The International Olympic Committee is urging North Korea to participate, which could help ease safety and security concerns about the Games arising from Pyongyang’s nuclear and ballistic missile tests. Organizers have said the Games will be safe.
The mountainous resort town of Pyeongchang is located just 50 miles (80 km) from the demilitarized zone between North and South Korea, the world’s most heavily armed border. The two countries remain technically at war after their 1950-53 conflict ended with a truce and not a peace treaty.
“The IOC has expressed their willingness to support North Korea in terms of training costs and other costs related to participating at the Games,” Do said.
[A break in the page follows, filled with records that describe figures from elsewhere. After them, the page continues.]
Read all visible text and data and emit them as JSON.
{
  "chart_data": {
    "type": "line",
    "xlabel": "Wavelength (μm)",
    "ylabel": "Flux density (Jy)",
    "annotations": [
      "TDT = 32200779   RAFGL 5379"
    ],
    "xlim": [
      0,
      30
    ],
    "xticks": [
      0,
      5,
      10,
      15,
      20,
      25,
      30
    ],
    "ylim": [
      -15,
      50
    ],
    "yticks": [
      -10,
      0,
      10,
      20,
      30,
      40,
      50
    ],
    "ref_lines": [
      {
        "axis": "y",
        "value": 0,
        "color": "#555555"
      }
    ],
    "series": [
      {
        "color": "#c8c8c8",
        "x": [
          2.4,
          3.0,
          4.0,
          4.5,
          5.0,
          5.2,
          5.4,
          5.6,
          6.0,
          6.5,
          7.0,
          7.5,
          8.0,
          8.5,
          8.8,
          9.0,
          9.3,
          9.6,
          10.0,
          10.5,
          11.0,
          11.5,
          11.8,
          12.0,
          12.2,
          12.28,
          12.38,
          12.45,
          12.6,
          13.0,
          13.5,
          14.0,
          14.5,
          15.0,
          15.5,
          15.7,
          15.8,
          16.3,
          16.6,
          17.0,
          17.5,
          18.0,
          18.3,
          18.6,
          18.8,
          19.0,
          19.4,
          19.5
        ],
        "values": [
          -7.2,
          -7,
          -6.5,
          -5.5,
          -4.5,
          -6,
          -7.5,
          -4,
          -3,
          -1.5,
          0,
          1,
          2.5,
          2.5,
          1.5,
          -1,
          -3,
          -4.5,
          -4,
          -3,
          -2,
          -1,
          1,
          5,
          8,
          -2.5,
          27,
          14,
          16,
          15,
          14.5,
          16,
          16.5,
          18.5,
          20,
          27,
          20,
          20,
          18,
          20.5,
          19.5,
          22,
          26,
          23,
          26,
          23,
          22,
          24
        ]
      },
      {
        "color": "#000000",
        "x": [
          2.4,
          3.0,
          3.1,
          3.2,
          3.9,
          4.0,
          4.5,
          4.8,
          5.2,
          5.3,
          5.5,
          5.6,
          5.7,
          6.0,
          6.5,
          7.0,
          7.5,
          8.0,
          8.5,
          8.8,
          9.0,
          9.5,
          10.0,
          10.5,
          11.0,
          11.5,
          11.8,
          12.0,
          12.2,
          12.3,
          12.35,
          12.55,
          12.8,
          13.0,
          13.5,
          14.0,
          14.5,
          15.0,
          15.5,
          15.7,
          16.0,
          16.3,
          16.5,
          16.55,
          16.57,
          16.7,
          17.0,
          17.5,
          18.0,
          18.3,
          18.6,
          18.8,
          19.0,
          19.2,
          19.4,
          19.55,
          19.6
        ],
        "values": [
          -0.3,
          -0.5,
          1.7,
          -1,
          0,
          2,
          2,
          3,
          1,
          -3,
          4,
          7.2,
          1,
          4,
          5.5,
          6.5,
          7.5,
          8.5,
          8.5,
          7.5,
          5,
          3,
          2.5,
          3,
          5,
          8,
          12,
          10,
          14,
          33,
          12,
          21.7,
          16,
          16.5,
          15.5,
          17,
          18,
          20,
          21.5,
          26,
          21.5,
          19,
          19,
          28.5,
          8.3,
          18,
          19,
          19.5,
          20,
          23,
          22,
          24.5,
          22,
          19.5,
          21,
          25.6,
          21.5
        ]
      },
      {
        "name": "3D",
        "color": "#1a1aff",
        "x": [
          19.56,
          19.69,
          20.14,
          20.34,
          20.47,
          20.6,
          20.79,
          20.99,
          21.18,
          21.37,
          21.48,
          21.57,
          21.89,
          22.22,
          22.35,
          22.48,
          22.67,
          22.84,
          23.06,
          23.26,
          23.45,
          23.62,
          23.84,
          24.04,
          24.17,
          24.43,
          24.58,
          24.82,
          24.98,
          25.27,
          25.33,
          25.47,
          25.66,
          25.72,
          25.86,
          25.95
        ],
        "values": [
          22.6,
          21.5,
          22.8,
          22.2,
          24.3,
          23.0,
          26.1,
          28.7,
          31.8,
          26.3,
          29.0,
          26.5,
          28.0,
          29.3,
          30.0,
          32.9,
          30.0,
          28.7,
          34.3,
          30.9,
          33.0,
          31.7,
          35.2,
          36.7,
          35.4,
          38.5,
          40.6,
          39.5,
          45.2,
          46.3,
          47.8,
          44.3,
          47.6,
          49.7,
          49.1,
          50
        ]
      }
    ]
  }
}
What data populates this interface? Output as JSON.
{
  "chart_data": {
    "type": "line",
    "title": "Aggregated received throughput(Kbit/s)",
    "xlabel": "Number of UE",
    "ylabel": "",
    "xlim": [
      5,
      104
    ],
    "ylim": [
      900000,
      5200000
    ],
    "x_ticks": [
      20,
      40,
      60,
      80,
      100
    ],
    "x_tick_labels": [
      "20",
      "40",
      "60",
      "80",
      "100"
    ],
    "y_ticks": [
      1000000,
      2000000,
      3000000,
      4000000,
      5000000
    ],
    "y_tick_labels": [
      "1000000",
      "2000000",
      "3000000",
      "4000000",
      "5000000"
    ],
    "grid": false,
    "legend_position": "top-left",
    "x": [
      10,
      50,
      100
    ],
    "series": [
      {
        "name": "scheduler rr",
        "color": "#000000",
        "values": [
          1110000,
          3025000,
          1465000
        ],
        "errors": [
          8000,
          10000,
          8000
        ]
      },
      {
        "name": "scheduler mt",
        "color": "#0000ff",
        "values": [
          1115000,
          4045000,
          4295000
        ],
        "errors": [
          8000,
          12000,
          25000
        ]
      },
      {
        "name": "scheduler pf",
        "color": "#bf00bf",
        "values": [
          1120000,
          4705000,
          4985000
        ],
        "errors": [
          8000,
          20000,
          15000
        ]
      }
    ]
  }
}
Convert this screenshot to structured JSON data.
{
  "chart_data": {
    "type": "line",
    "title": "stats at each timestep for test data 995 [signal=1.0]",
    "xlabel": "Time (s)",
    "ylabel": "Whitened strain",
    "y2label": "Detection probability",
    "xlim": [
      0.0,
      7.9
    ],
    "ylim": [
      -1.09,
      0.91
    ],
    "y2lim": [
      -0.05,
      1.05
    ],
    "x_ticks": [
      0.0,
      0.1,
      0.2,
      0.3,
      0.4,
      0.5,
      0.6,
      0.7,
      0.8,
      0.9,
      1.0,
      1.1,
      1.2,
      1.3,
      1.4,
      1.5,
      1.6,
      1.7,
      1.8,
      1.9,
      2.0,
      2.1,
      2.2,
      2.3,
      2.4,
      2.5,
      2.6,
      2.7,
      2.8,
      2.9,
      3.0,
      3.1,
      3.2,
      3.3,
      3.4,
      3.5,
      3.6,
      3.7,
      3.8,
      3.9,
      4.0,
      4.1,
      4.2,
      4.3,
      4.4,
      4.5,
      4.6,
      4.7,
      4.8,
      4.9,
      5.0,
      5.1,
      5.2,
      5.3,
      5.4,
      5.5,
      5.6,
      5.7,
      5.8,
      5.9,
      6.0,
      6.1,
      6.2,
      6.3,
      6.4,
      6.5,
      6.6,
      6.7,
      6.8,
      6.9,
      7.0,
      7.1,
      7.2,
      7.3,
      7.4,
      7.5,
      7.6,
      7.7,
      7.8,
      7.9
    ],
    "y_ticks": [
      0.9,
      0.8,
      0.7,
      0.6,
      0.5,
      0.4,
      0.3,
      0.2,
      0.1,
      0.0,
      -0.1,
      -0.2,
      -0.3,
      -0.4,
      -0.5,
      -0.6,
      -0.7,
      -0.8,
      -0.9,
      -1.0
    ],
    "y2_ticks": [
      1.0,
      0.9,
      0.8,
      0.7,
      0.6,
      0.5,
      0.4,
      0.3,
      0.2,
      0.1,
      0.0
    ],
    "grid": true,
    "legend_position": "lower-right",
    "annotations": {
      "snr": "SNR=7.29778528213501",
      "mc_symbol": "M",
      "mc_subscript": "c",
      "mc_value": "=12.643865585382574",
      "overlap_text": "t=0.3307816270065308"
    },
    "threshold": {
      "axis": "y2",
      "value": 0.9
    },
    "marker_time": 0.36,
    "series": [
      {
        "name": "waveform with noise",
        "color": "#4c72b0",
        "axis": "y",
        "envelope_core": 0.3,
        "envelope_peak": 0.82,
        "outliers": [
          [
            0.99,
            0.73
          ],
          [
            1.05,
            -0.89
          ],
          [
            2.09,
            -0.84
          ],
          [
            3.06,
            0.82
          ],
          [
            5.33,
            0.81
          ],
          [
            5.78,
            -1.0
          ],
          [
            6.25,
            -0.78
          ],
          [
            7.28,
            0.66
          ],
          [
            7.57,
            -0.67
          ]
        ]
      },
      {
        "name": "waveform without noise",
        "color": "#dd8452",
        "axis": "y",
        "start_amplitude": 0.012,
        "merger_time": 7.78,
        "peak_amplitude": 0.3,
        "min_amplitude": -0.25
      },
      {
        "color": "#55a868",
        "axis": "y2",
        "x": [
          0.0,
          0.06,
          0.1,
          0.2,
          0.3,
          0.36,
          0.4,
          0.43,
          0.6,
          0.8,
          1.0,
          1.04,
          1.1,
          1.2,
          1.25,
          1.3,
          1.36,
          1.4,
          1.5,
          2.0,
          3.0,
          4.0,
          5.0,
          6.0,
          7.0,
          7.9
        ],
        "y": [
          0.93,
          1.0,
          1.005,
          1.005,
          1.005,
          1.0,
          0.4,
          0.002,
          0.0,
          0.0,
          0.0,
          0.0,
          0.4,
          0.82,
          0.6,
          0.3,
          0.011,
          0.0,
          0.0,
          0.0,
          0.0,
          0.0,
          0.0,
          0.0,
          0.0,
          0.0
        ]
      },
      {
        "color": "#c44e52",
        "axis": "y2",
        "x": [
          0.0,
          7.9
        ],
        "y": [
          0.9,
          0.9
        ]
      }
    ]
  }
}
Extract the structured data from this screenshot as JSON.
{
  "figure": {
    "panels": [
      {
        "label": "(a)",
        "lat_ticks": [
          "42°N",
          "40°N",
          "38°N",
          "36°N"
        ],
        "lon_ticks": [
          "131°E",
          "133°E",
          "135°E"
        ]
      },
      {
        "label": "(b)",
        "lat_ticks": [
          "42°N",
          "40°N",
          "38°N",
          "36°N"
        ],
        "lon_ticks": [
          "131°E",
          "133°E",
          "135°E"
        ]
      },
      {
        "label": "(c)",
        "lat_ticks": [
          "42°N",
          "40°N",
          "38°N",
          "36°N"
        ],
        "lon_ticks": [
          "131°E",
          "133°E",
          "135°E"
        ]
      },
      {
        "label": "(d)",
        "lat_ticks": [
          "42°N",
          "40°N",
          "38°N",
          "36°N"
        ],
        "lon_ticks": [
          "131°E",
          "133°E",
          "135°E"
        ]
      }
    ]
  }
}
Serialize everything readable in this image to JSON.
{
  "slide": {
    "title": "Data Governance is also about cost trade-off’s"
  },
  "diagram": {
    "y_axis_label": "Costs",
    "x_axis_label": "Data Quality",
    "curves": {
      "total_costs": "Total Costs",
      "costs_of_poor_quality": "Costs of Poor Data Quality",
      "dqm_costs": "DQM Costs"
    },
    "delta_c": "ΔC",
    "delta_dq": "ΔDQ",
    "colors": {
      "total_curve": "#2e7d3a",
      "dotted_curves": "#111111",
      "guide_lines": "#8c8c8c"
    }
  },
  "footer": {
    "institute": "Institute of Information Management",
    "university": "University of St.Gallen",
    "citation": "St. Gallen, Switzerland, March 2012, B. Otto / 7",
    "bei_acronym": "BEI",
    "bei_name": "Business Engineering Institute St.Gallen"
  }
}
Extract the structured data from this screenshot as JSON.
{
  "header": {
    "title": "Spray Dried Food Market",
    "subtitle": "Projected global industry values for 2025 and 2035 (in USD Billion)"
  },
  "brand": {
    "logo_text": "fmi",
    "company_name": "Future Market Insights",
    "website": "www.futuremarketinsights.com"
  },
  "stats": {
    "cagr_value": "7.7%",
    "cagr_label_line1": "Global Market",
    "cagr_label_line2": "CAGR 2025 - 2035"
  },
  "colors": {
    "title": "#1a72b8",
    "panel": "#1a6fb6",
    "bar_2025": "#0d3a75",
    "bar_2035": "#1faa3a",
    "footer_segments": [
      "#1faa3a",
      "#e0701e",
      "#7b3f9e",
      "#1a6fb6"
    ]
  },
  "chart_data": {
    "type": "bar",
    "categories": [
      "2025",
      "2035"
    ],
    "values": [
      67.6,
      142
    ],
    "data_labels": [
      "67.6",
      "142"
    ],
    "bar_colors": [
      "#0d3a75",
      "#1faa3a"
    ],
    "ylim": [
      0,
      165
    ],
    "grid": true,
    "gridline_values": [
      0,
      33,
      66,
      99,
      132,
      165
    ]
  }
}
North Korea did not have any athletes at the 2014 Sochi Winter Games.
In late September, North Korea secured qualification for its first athletes at the Pyeongchang Olympics when figure skaters Ryom Tae-Ok and Kim Ju-Sik finished in the top six in a qualifying event in Germany.
“It’s very positive news. It means that they do have athletes who are eligible which is a positive sign for us. In terms of other sports, we are aware that there are North Korean athletes training for cross country (skiing) as well as other ice skating categories,” Do said.
Another reason for Olympic officials’ optimism over possible North Korea attendance in Pyeongchang is that leader Kim Jong Un is a well-known sports fan, and he has spent heavily on sport in connection with his bid to lift living standards in the North.
Still, the previous time South Korea hosted the Olympics, which was the 1988 Summer Games in Seoul, Kim’s grandfather Kim Il Sung, the founder of the North Korean state, boycotted them after a plan to co-host the event fell apart.
As of Tuesday, 43 heads of state and approximately 6,500 athletes from 95 nations and six continents were registered to attend the Games, according to Pyeongchang’s organising committee.